Matahari pun sudah tepat diatas kepala. Nerissa tak mengerjakan apapun sejak tadi pagi. Ia hanya pergi ke toilet dan kembali duduk di atas kasur lipat. Ia sudah mencari jalan keluar dari kemarin malam, namun ia tak menemukan satu pun. Andrian memang sudah merancang ruangan itu sedemikian rupa sehingga Nerissa tidak bisa keluar. Ia tidak menyisakan perkakas apapun sehingga Nerissa tidak akan bisa menggunakan apapun untuk mendobrak pintu. Andrian juga menutup ventilasi di kamar mandi dengan kayu dari luar, tidak sepenuhnya, yang penting Nerissa tidak bisa keluar namun tetap dapat udara dari luar.

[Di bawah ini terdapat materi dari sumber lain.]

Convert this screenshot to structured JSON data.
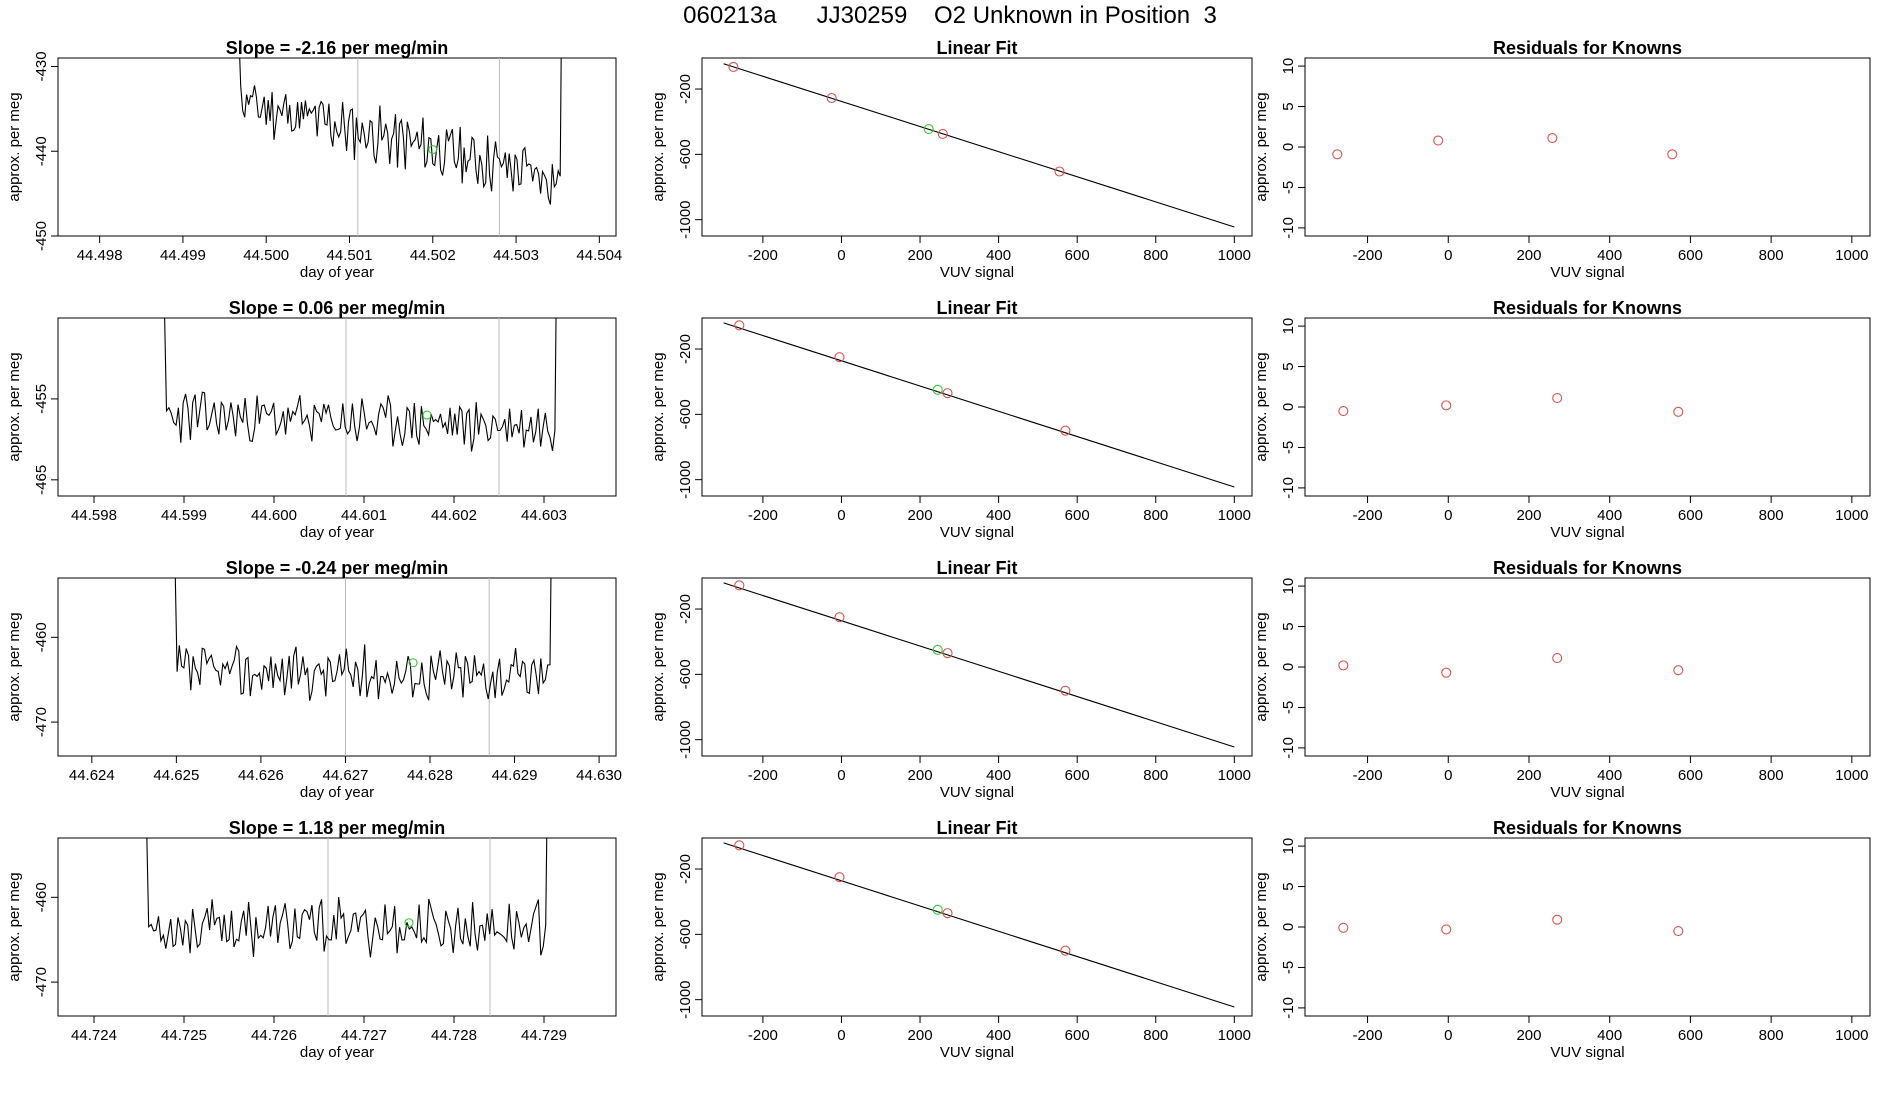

Andrian yang duduk di luar ruangan tersebut hanya menonton televisi. Tidak ada hal lain yang bisa ia lakukan selain ini. Ia pergi ke sekolah? Nerissa bisa saja lepas dan melaporkannya. Namun ia tetap akan masuk ke sekolah ketika situasi sudah aman agar tidak ada yang mencurigainya.

“Aish..,” keluh Andrian yang mendapatkan panggilan dari ayahnya. Ia pun mengangkatnya.

“Ada apa?” tanya Andrian dengan nada yang datar.

“Gimana anak itu?” tanya Frederick. Andrian terdiam sejenak.

“Nerissa? Aman di tanganku. Gak usah khawatir dan urus urusan ayah aja!” ujar Andrian.

“Ayah gak salah percaya sama kamu hahaha.”

“Ya.”

“Emang bakat ayah pasti turun ke kamu haha,” ucap Frederick.